Вот вам наглядный случай из этого. Ехали мы из Тихорецкой на Пятигорск, вдруг слышим крики, выглядываем в окно и что же видим: за паровозом, что есть силы, скачет маленький жеребенок, так скачет, что нам сразу стало ясно, что он почему-то вздумал обогнать его. Бежал он очень долго, но под конец стал уставать, и на какой-то станции его поймали. Эпизод — для кого-нибудь незначительный, а для меня он говорит очень многое. Конь стальной победил коня живоголого, и этот маленький жеребенок был для меня и вымирающим образом деревни и ликом Махно. Она и он в революции нашей страшно походят на этого жеребенка тягательством живой силы с железной…
Простите, милая, еще раз за то, что беспокою вас. Мне очень грустно сейчас, что история переживает тяжелую эпоху умерщвления личности как живого. Ведь идет совершенно не тот социализм, о котором я думал, а определенный и нарочитый, как какой-нибудь остров Елены без славы и без мечтаний. Тесно в нем живому, тесно строящему мост из-под ног грядущих поколений. Конечно, кому откроется, тот увидит тогда эти покрытые уже плесенью мосты, но всегда ведь бывает жаль, что если выстроен дом, а в нем не живут, челнок выдолблен, а в нем не плавают».
А в прогоне от Минеральных до Баку Есениным написана лучшая из его поэм — «Сорокоуст». Жеребенок, пустившийся в тягу с нашим поездом, запечатлен в образе, полном значимости и лирики, глубоко волнующей.
В Дербенте наш проводник, набирая воду в колодце, упустил ведро.
Есенин и его использовал в обращении к железному гостю в «Сорокоусте»:
Жаль, что в детстве тебя не пришлось
Утопить, как ведро, вколодце.
В Петровском порту стоял целый состав малярийных больных. Нам пришлось видеть припадки поистине ужасные. Люди прыгали на своих досках, как резиновые мячи, скрежетали зубами, обливались потом, то ледяным, то дымящимся, как кипяток.
В «Сорокоусте»:
Се изб деревенчатый живот
Трясет стальная лихорадка.
Забыл рассказать.
Случайно на платформе ростовского вокзала я столкнулся с Зинаидой Николаевной Райх.

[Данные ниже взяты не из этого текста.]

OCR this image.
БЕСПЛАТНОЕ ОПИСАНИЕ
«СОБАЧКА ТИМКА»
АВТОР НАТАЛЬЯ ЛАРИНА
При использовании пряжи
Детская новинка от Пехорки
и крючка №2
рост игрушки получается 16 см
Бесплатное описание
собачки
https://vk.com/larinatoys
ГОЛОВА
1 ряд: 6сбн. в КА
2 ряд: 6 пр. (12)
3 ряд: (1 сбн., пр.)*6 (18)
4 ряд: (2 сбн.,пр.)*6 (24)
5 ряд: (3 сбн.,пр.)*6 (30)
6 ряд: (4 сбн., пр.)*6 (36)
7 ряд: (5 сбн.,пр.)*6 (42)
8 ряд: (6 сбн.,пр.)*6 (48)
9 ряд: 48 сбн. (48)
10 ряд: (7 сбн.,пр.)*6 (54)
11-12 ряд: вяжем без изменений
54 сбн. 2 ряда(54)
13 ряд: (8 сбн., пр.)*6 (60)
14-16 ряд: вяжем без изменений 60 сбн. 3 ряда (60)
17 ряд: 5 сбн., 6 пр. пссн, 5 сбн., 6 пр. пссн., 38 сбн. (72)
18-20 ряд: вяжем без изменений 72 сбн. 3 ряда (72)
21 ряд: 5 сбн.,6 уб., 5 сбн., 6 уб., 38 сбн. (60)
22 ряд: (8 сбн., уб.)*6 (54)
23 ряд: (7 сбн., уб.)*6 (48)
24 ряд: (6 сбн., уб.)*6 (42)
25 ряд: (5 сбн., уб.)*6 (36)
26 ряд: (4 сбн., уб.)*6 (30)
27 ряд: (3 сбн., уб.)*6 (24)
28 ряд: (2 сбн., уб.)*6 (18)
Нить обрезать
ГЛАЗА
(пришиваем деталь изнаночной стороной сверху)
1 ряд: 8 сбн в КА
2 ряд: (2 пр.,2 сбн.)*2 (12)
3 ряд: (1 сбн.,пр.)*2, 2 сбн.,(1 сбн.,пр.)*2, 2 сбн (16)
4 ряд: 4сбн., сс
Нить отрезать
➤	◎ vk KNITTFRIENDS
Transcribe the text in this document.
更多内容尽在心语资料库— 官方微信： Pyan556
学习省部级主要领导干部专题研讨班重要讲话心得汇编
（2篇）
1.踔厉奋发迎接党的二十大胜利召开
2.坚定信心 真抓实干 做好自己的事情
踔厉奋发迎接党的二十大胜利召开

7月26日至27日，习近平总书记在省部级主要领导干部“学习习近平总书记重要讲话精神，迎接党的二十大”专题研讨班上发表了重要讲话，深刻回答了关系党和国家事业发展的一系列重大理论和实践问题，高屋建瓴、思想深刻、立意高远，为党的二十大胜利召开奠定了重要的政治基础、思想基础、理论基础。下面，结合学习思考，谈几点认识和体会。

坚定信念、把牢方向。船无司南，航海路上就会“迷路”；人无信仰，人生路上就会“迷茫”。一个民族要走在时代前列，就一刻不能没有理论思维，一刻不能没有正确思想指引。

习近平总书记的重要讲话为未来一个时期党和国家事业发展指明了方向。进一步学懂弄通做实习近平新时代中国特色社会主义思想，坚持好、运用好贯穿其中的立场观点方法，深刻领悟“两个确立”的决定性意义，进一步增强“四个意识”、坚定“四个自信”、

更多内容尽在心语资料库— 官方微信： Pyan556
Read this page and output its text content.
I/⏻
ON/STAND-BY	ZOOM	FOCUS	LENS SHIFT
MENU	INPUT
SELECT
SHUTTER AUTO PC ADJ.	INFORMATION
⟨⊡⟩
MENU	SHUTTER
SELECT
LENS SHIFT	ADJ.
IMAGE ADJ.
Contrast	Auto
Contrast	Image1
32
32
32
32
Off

Она ехала в Кисловодск.
Зимой Зинаида Николаевна родила мальчика. У Есенина спросила по телефону:
— Как назвать?
Есенин думал, думал — выбирая нелитературное имя — и сказал:
— Константином.
После крещенья спохватился:
— Черт побери, а ведь Бальмонта Константином зовут.
На сына посмотреть не поехал.
Заметив на ростовской платформе меня, разговаривающего с Райх, Есенин описал полукруг на каблуках и, вскочив на рельсу, пошел в обратную сторону, ловя равновесие плавающими в воздухе руками.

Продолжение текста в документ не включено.